- Release poster
- Directed by: Bobb Hopkins
- Written by: Bobb Hopkins
- Starring: Robert Carradine Shayne Lamas
- Music by: Amanda Abizaid
- Release date: June 13, 2008 (Portland);
- Running time: 81 minutes
- Country: United States
- Language: English

= The 13th Alley =

2008 independent horror film

The 13th Alley is a 2008 independent horror film directed by Bobb Hopkins. The film had its premiere at the 2008 Portland Underground Film Festival on June 13, 2008. The film stars Robert Carradine and Shayne Lamas, and centers around two college students who go to a bowling alley, only for strange things to start occurring.

==Cast==
- Robert Carradine as Hal
- Randy Wayne as Matt
- Bobb Hopkins as Zeke
- Shayne Lamas as Ashley

==Release==
The 13th Alley was self-published to DVD on December 10, 2009 directly through the film's website.

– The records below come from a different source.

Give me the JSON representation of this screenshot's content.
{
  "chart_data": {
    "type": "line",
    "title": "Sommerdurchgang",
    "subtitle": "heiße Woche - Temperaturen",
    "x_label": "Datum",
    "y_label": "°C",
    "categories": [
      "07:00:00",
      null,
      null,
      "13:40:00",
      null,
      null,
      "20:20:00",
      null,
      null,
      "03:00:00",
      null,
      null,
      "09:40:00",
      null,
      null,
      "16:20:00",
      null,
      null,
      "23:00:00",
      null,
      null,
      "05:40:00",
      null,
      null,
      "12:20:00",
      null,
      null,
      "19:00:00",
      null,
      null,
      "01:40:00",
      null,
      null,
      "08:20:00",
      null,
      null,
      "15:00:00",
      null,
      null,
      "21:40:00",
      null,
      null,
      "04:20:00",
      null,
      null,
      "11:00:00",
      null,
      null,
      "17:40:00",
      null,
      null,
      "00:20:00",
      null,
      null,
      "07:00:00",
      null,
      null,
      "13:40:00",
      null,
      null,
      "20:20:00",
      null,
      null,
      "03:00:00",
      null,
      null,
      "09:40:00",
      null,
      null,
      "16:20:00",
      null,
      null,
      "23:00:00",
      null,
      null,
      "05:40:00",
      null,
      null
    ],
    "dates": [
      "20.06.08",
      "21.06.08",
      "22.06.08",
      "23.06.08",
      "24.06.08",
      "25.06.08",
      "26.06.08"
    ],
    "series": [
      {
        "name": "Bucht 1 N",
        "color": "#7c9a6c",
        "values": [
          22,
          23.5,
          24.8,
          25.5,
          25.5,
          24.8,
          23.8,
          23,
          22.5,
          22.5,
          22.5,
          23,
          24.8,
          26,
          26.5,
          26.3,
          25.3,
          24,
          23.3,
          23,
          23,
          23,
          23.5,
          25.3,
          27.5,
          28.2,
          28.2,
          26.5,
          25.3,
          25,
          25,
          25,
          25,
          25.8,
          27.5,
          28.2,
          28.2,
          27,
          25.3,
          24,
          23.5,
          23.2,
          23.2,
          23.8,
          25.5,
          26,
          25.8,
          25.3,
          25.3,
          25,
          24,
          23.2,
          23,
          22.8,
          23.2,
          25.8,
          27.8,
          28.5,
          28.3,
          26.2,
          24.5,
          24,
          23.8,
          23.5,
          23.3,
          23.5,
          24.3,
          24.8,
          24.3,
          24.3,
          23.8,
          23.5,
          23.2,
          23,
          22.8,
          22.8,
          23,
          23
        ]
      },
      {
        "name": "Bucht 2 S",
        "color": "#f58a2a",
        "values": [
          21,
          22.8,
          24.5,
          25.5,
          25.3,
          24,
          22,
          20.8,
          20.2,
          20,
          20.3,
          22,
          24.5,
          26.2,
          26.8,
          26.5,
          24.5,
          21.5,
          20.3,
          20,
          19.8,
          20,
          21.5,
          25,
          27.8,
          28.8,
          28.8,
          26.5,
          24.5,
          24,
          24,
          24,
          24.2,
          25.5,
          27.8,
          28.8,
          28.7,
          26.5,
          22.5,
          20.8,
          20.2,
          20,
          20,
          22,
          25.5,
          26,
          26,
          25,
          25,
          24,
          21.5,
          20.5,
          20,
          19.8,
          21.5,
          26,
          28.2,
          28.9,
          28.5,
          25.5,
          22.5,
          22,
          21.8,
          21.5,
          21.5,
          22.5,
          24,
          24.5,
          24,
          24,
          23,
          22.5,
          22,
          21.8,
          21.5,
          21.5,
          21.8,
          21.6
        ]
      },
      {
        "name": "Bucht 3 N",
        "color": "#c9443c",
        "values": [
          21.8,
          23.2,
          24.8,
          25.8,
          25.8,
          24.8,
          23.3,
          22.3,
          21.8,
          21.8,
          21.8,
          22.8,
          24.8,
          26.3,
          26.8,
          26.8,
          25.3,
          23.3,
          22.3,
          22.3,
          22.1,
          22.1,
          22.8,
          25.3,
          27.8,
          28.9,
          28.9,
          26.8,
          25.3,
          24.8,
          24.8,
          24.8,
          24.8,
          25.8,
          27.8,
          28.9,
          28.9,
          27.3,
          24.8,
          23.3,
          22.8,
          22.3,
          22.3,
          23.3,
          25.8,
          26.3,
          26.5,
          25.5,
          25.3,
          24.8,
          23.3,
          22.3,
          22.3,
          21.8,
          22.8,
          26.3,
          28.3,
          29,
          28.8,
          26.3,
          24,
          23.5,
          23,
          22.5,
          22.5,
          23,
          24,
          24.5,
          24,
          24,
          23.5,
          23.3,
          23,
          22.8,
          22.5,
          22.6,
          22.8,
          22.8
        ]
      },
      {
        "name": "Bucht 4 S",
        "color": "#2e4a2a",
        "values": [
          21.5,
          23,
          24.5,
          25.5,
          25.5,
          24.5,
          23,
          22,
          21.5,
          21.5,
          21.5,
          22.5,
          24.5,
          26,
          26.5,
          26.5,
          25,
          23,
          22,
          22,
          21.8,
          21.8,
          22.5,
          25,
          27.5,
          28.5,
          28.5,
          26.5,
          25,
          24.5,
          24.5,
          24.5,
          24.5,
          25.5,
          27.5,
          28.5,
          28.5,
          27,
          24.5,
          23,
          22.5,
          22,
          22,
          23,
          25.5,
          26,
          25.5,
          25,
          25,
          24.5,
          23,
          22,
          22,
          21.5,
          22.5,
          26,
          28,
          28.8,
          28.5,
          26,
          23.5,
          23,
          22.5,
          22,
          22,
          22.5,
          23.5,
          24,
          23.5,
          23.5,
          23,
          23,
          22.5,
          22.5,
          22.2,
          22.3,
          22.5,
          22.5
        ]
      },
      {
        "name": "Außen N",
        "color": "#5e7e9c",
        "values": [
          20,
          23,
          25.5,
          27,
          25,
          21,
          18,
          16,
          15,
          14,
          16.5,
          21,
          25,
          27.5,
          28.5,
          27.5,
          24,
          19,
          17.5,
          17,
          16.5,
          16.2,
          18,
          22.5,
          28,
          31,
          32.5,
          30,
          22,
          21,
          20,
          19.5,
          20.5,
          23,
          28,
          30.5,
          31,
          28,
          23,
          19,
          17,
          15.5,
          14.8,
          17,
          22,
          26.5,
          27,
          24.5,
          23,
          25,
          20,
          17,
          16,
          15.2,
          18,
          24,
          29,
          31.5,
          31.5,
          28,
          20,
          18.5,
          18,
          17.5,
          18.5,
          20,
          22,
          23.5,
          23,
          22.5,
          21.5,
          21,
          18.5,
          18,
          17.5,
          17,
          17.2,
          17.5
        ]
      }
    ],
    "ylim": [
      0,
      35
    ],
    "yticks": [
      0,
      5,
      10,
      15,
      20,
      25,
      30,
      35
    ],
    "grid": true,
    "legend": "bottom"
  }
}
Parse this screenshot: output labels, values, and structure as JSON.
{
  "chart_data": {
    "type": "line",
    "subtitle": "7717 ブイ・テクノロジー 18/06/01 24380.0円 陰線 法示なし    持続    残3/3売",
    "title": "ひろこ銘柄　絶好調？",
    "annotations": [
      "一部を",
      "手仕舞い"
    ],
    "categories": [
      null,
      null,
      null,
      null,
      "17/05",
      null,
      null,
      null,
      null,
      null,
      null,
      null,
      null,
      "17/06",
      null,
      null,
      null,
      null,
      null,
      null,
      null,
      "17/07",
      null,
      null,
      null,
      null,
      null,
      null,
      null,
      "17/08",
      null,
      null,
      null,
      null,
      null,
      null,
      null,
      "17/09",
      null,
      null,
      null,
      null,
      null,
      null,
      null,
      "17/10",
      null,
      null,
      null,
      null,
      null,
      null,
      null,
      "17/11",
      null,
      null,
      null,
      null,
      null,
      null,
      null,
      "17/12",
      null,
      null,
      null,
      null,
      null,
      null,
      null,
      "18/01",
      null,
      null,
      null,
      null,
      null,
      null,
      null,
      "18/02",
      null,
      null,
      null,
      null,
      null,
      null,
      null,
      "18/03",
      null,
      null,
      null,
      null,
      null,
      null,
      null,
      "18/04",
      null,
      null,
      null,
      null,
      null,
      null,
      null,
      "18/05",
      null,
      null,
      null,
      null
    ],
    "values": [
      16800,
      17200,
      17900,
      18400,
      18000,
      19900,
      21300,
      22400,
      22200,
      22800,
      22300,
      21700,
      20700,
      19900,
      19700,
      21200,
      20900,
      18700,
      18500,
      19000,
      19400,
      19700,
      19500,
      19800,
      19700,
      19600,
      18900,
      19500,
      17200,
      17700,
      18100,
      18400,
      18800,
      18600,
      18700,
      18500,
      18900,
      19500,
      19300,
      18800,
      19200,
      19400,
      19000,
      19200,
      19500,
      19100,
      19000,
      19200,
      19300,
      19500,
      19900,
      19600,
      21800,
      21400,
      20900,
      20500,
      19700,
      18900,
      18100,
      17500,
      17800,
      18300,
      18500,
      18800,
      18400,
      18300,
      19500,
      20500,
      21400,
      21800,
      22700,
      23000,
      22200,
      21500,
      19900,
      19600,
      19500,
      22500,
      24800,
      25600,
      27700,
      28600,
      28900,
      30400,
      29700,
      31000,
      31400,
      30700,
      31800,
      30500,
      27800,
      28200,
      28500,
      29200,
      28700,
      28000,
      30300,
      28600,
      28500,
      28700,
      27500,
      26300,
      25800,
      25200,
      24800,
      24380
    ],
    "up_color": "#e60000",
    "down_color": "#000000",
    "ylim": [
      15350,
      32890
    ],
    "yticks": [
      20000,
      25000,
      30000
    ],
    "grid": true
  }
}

Dread Central reviewed the movie, writing: "Simply put, The 13th Alley may very well be one of the worst movies of all time. It's simply awful, really awful, 'Oh, my god, I cannot believe I saw this in a theater' awful; the kind of awful that actually transcends awfulness and becomes entertaining in spite of itself. This is one for the ages. I haven't laughed out loud this much at a movie in a long time."